In Les Dawson: Flying High, Jon Culshaw aims for a performance that goes beyond a basic recounting of Dawson’s life, to explore contemporary themes such as mortality, identity, love, kindness, spiritual beliefs or even ambition as he travels on Concorde, at twice the speed of sound, 68,000 feet above the Earth.

Whitnall’s writing analyses happy moments, trials, and tribulations of the comedian’s life with a more philosophical approach that also looks at his subject’s literary talent and the origins of a successful life.
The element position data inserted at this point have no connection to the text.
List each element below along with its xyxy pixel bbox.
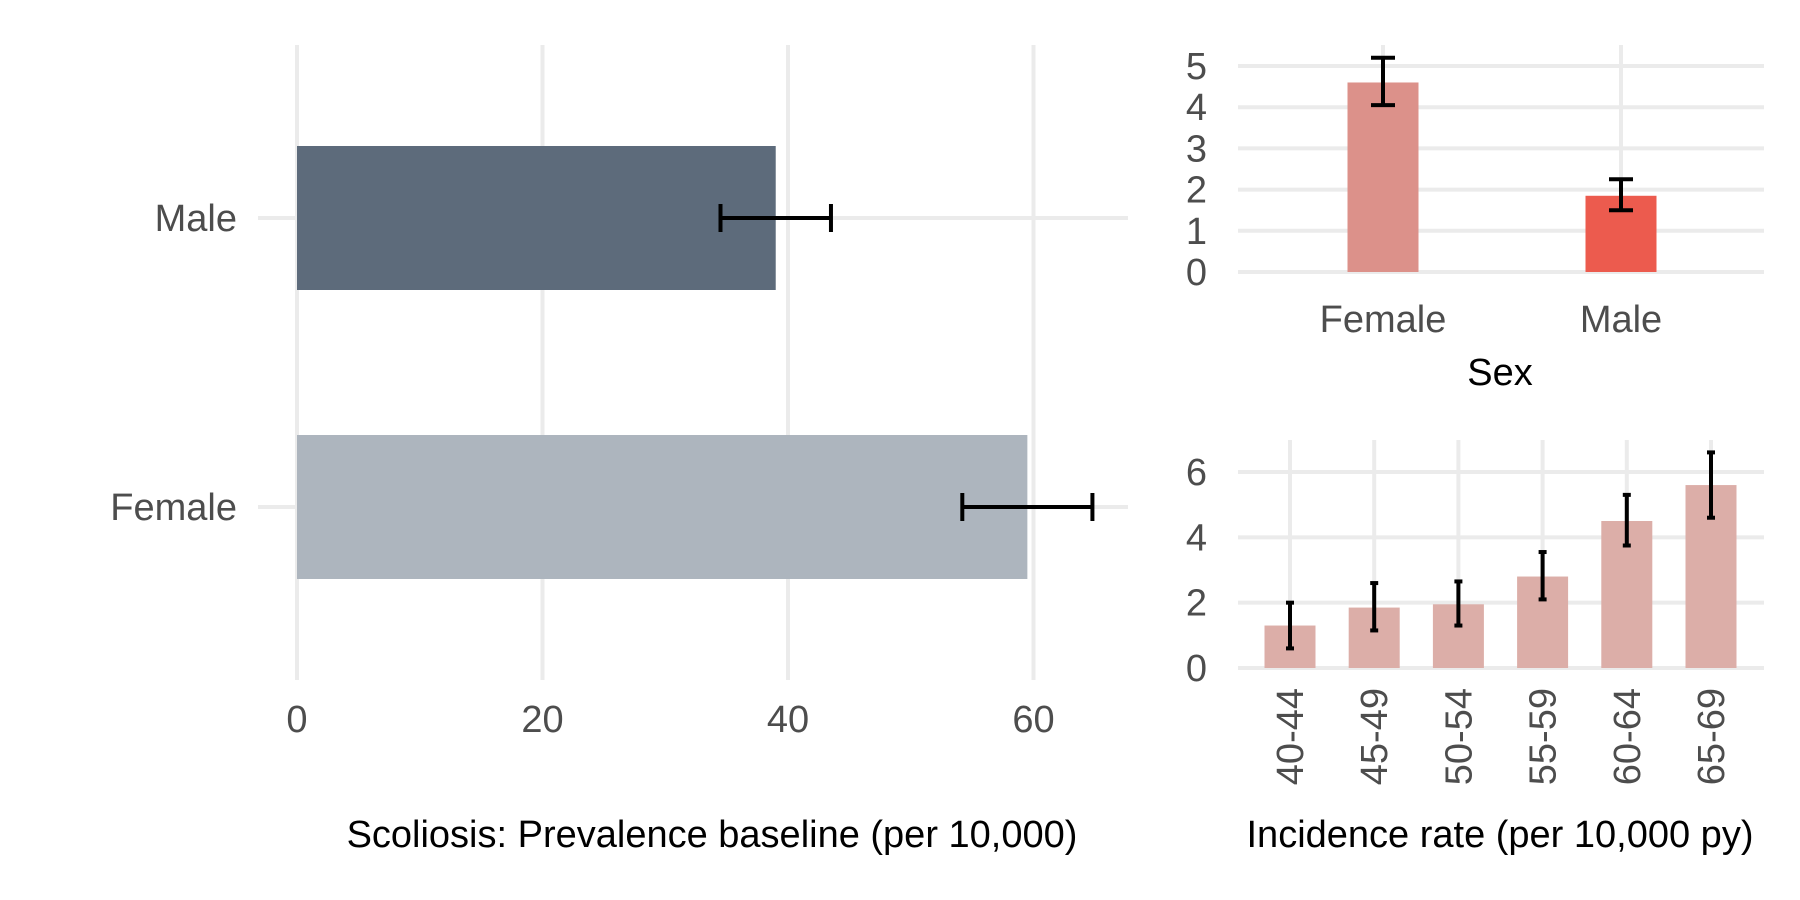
- x-axis-title: Incidence rate (per 10,000 py): [1247, 814, 1754, 856]
- x-tick-label: 65-69: [1691, 688, 1733, 785]
- bar-male: [297, 146, 776, 290]
- x-tick-label: 60-64: [1607, 688, 1649, 785]
- y-tick-label: 4: [1186, 517, 1207, 559]
- y-tick-label: 4: [1186, 87, 1207, 129]
- y-tick-label: 5: [1186, 46, 1207, 88]
- bar-female: [1347, 82, 1419, 272]
- y-tick-label: 6: [1186, 452, 1207, 494]
- y-tick-label: 3: [1186, 128, 1207, 170]
- x-tick-label: 60: [1012, 699, 1054, 741]
- y-tick-label: Female: [110, 487, 237, 529]
- y-tick-label: 2: [1186, 583, 1207, 625]
- bar-female: [297, 435, 1028, 579]
- prevalence-chart-panel: 0 20 40 60 Male Female Scoliosis: Prevalence b…: [110, 45, 1128, 856]
- y-tick-label: 2: [1186, 170, 1207, 212]
- y-tick-label: 0: [1186, 252, 1207, 294]
- x-axis-title: Scoliosis: Prevalence baseline (per 10,0…: [347, 814, 1078, 856]
- y-tick-label: Male: [155, 198, 237, 240]
- x-tick-label: 40: [767, 699, 809, 741]
- x-axis-title: Sex: [1467, 352, 1532, 394]
- incidence-by-age-panel: 0 2 4 6 40-44 45-49 50-54 55-59 60-64 65-69 Incide…: [1186, 440, 1764, 856]
- x-tick-label: Male: [1580, 299, 1662, 341]
- x-tick-label: Female: [1320, 299, 1447, 341]
- x-tick-label: 40-44: [1270, 688, 1312, 785]
- x-tick-label: 45-49: [1354, 688, 1396, 785]
- y-tick-label: 1: [1186, 211, 1207, 253]
- x-tick-label: 50-54: [1438, 688, 1480, 785]
- y-tick-label: 0: [1186, 648, 1207, 690]
- x-tick-label: 55-59: [1523, 688, 1565, 785]
- x-tick-label: 20: [521, 699, 563, 741]
- x-tick-label: 0: [286, 699, 307, 741]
Growing up, Les, a self-declared ‘slum kid’, yearned to be recognised for his writing prowess, and to transform a passion for literature into a full-time profession. Simultaneously, he discovered his ability to make people laugh and carried this ambition into adulthood, reflected in his memoirs No Tears for the Clown.

The autobiography acted as a pool of information for Tim Whitnall. His play also uses a variety of audio-visual effects.

Jon Culshaw, often regarded as Britain’s best impressionist, now has a catalogue of more than 350 characters, ranging from John Bishop to Barack Obama, Professor Brian Cox to Michael Gove. It makes him a mainstay of Radio 4’s Dead Ringers comedy half-hour.

In 2018, he also gave a unique performance as music icon David Bowie in the dramatic play The Final Take: Bowie in the Studio, also for BBC Radio.

Earlier this year, he also ‘became’ Hughie Green in another Tim Whitnall play, Lena, about the life of singer Lena Zavaroni—also destined for a national tour.

Jon’s latest performance is directed by Bob Golding, himself an actor and voice actor who has been behind a variety of work in his 33-year career including a previous five-star Edinburgh fringe festival play, A Man Called Monkhouse, as well as playing the title role in Tim Whitnall's Morecambe.

After the Edinburgh dates in August, there are performances in Lancaster and Salford, besides two final dates in Lytham St Annes in December.